Digital Equipment Corp. yesterday pledged continued allegiance to its VAX brand computers, but in a telling sign of the stresses pulling at the Maynard company, it again insisted it is equally committed to non-VAX machines that run the Unix software system.

There were few surprises as the Maynard company released details of the new VAX 6000 models that had been expected for months, as well as new editions of small VAX computers and workstations. As industry analysts had expected, the high-end minicomputers pack 85 percent to 100 percent more processing wallop than existing models, but cost just 16 percent to 18 percent more.

But despite the big improvement in what the industry calls price-performance, analysts said the new VAXes are still expensive compared to a new generation of computers employing a design called reduced instruction-set computing, or RISC, and running the Unix operating system. Rivals such as Sun Microsystems Inc. are scoring big with RISC machines, often at the expense of VAXes, which generate a big chunk of Digital's $13 billion in sales.

Perhaps that is why Digital -- which has been talking about so-called "RISCy VAXes" for more than year -- yesterday reminded the industry that it plans to offer its own RISC-based VAXes in two or three years. It also repeated its oft-stated intention to allow VAXes, which are powered by the VMS operating system, to run software originally written for Unix machines.
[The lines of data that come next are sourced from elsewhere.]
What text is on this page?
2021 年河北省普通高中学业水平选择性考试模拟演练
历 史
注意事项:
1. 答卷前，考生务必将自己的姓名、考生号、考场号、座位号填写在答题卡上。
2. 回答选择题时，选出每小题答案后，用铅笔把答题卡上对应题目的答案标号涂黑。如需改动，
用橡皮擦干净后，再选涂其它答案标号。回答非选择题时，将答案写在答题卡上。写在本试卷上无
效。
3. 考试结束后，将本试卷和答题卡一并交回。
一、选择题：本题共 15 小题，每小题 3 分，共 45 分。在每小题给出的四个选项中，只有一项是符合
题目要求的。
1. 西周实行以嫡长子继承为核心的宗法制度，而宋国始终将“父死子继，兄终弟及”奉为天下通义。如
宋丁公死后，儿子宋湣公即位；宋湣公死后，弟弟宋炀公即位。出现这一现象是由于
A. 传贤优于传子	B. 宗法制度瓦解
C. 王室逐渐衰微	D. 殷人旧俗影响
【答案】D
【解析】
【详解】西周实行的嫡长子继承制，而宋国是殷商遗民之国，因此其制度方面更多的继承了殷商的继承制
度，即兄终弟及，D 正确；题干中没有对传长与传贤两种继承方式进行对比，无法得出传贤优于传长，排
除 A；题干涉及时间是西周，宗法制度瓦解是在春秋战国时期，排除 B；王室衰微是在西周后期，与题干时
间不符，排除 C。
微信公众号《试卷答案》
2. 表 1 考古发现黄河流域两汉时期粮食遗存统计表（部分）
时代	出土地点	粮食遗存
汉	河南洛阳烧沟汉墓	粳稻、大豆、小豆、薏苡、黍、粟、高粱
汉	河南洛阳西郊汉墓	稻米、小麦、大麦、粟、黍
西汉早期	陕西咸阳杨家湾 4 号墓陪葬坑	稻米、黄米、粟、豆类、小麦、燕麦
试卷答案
Digital said this VAX-Unix strategy proved its commitment to "open" systems, which mix and match hardware and software from a variety of vendors.

"We are a dual operating system company," said William R. Demmer, a Digital vice president, referring to VMS and Unix.
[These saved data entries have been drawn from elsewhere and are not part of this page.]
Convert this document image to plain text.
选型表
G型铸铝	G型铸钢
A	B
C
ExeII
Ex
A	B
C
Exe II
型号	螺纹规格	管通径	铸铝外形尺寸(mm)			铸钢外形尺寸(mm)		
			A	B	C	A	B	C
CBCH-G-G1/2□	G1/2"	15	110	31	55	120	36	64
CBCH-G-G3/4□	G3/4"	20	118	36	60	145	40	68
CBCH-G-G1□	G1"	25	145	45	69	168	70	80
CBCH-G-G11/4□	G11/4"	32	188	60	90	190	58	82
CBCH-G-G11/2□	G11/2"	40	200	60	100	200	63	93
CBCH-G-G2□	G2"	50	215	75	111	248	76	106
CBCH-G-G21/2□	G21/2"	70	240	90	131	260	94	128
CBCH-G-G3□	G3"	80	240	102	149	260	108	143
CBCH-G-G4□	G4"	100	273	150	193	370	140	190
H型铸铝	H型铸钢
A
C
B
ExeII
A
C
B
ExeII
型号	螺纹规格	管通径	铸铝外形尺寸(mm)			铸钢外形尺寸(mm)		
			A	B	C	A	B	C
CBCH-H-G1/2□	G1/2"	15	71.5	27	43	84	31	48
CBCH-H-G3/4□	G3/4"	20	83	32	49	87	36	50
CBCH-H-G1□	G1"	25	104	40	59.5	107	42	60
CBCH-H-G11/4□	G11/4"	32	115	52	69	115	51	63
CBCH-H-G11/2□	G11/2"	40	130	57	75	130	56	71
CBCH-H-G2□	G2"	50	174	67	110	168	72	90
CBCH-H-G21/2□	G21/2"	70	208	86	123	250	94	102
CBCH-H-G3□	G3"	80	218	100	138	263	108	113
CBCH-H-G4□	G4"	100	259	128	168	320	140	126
He said Digital will revise the 13-year-old VMS to conform to an open system standards called Posix and X/Open. This, he said, will ensure that software written for Unix will be able to run on and exploit features of VAX, including clustering and networking. Digital will incorporate a version of Unix from the Open Software Foundation, a Cambridge-based consortium it helped form to counter American Telephone & Telegraph Co.'s control of Unix development.
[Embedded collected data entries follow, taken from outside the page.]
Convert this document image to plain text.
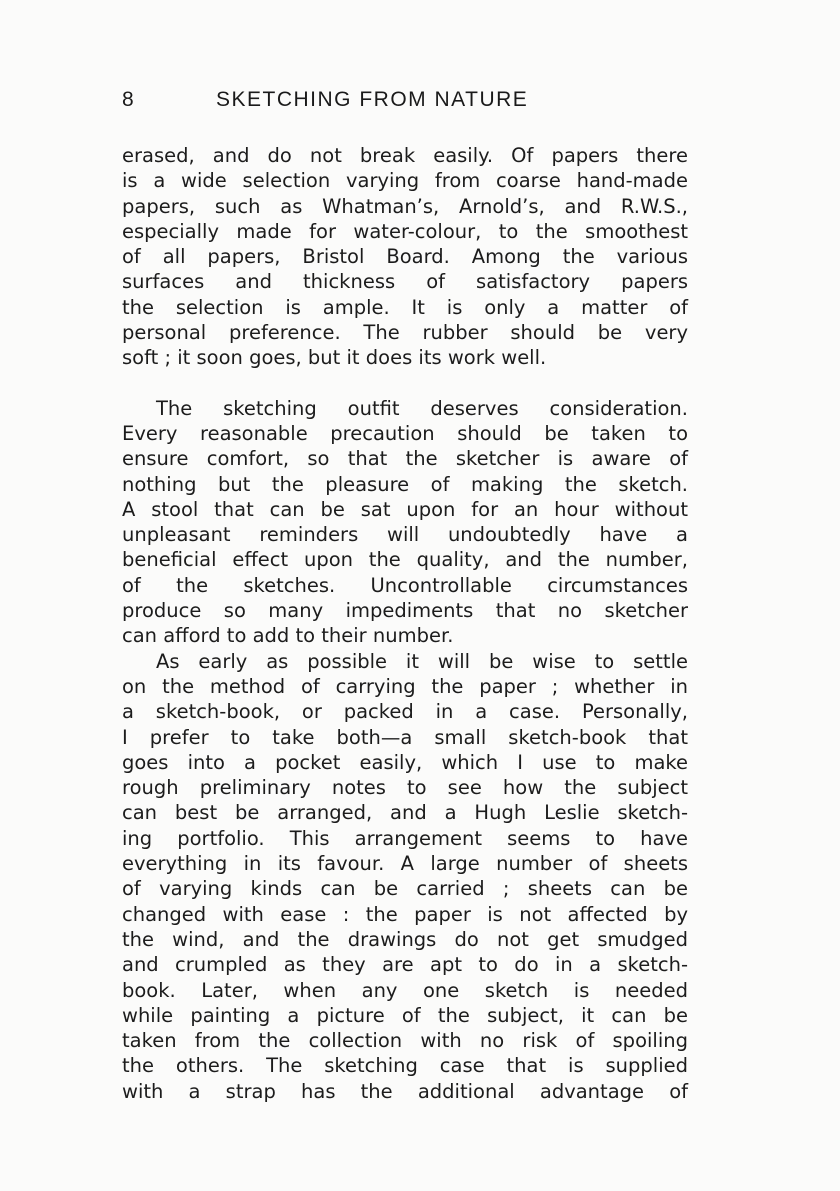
8	SKETCHING FROM NATURE
erased, and do not break easily. Of papers there
is a wide selection varying from coarse hand-made
papers, such as Whatman’s, Arnold’s, and R.W.S.,
especially made for water-colour, to the smoothest
of all papers, Bristol Board. Among the various
surfaces and thickness of satisfactory papers
the selection is ample. It is only a matter of
personal preference. The rubber should be very
soft ; it soon goes, but it does its work well.
The sketching outfit deserves consideration.
Every reasonable precaution should be taken to
ensure comfort, so that the sketcher is aware of
nothing but the pleasure of making the sketch.
A stool that can be sat upon for an hour without
unpleasant reminders will undoubtedly have a
beneficial effect upon the quality, and the number,
of the sketches. Uncontrollable circumstances
produce so many impediments that no sketcher
can afford to add to their number.
As early as possible it will be wise to settle
on the method of carrying the paper ; whether in
a sketch-book, or packed in a case. Personally,
I prefer to take both—a small sketch-book that
goes into a pocket easily, which I use to make
rough preliminary notes to see how the subject
can best be arranged, and a Hugh Leslie sketch-
ing portfolio. This arrangement seems to have
everything in its favour. A large number of sheets
of varying kinds can be carried ; sheets can be
changed with ease : the paper is not affected by
the wind, and the drawings do not get smudged
and crumpled as they are apt to do in a sketch-
book. Later, when any one sketch is needed
while painting a picture of the subject, it can be
taken from the collection with no risk of spoiling
the others. The sketching case that is supplied
with a strap has the additional advantage of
In another sign of its Unix commitment, Demmer said that Digital will next week announce that customers will be able to use Unix to orchestrate networks of dissimilar computers. Previously, they have had to use VMS.

Yet analysts noted that Digital executives have in the past vowed to support Unix, only to have president Kenneth H. Olsen issue contradictory signals. His comments typically focus on Olsen's belief that Unix, used widely by scientists and engineers on high-powered workstations, is unfit to manage complex corporate networks comprising many machines of different makes and operating systems.

Digital insiders say that infighting over Unix has at times been savage, splitting the company into pro- and anti-Unix factions. It appears that the pro-Unix forces have won out, however, as the company issued a press release yesterday full of pro-Unix quotes from several executives, including Olsen and his No. 2 man, John F. Smith.

"Ken is being forced into being a Unix supporter," said one analyst who asked not to be named.

How aggressively Digital markets Unix remains an open question, given the past reluctance of its sales force to pitch the system as an alternative to the more profitable VAX. "The customer has to put a gun to the salesman's head before he comes up with a Unix solution," said Stanley Shein, who runs Absolute Software, a Newton software developer.

Digital has been reluctant to build RISC-based VAX minicomputers -- it already sells RISC workstations -- because such a line would carry much lower profit margins than conventional VAXes.

But William Bluestein, an analyst with Cambridge-based Forrester Research Inc., says the company has realized that it can no longer ignore the price-performance advantages Sun and other RISC competitors have gained over VAX.

"Digital is coming to grips with the tremendous shift in the cost of computing" that RISC machines have brought about.

At the same time, he said, Digital has yet to reduce its costs to the level where it can earn decent profits on cheaper RISC products.